Secular humanism gives rise to disjointed, irrational thought patterns like this by dividing that which can’t really be divided. It attempts to split human beings into two parts: the person (our thoughts and feelings) versus the body (the clump of cells we happen to live in). 

Derrick has been told that his thoughts and feelings are the most real part of him. The fact that he was born with a male body is therefore irrelevant. He’s supposed to decide whether he wants to do life as a male or as a female.

If he needs to have surgery to transition into being female, that’s Derrick’s call.

What a terrible burden.

Derrick doesn’t understand that God created him to be male on purpose. He doesn’t realize he can trust biological reality over fickle feelings and irrational thoughts. He doesn’t even understand that surgery will not change things at the cellular level. (His entire DNA is male, not just certain body parts.)

Yet our culture pushes Derrick to trust his feelings, even to the radical point of gender-altering surgery—all in the name of compassion. 

One final scenario: Chelsea and Derrick have an uncle who has been diagnosed with a serious type of cancer.
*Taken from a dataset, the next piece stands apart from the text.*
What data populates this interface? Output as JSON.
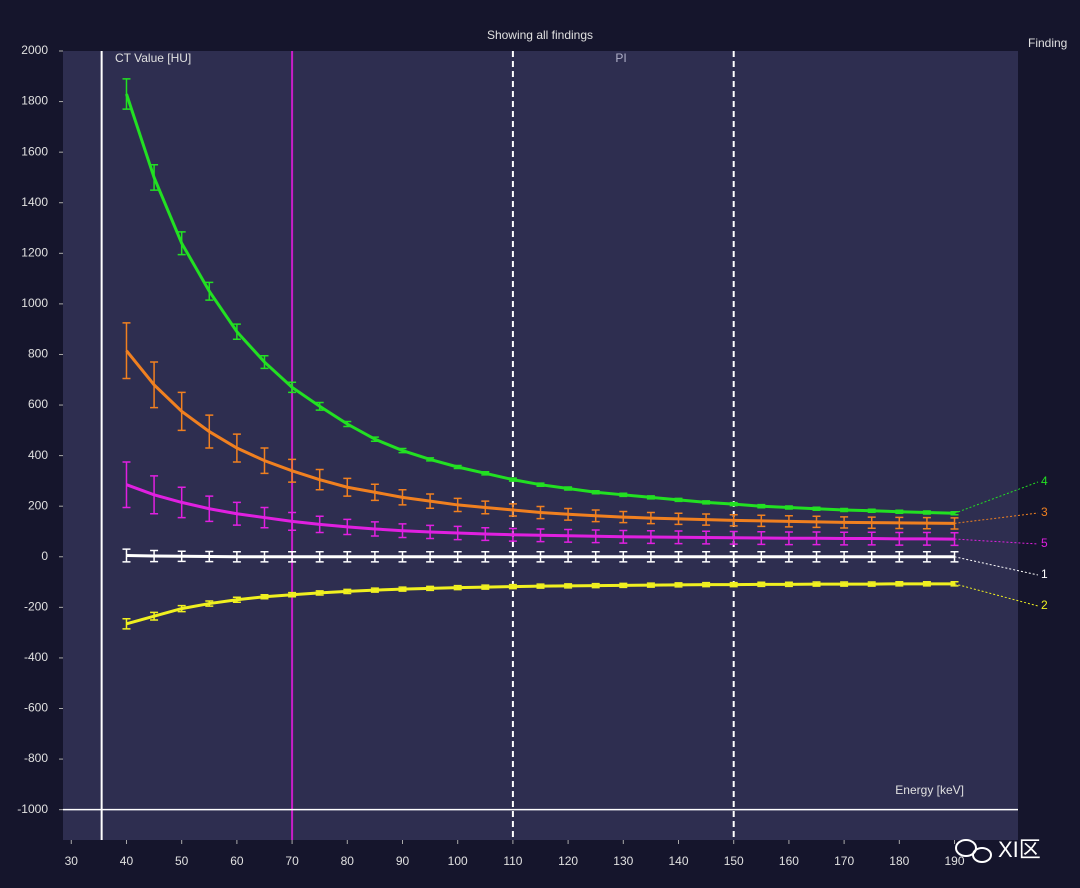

He’s battled it through chemo and radiation, but the doctors aren’t offering much hope. They’ve told him he’s in the final stage, and feels understandably hopeless and depressed.

The family wonders whether, out of compassion, they should bring in an assisted-suicide doctor. 

Again, the decision feels so very heavy.

Chelsea’s family has been profoundly influenced by a culture which pressures us to make decisions God never put on the table for our consideration.

Here’s the thing: Real compassion doesn’t offer “choices” God never asked us—or created us—to make.

Tweet This: Real compassion doesn’t offer “choices” God never asked us –or created us—to make. @susannemaynes #prolife

Human beings are not wired to have to decide whether their preborn children should live or die. We were not created to have to decide whether our biological self is a valid measure of our maleness or femaleness.

We were not given the gavel to determine whether a person’s life should end before their natural death occurs.

Yet we insist on offering choices like abortion, gender transition, and euthanasia as if we are wiser and more compassionate than God.

Spoiler alert: We’re not.

Pregnancy centers understand this. We trust in God’s wisdom. We operate according to His court of law, not a human one. We know Him to be good and loving in all His ways, and it’s His love we extend to those who are stumbling under the heaviness of decisions they shouldn’t have to carry.

Abortion providers like to present themselves as providing compassionate care, but this is an oxymoron. Abortion kills innocent persons, exploits vulnerable girls and women, and damages human communities. 

There is nothing kind about it.

On the other hand, the hands-on hope and help offered by pregnancy centers is congruent with God’s design for human beings. It’s motivated by the very love of God.

Compassion doesn’t get more real than that.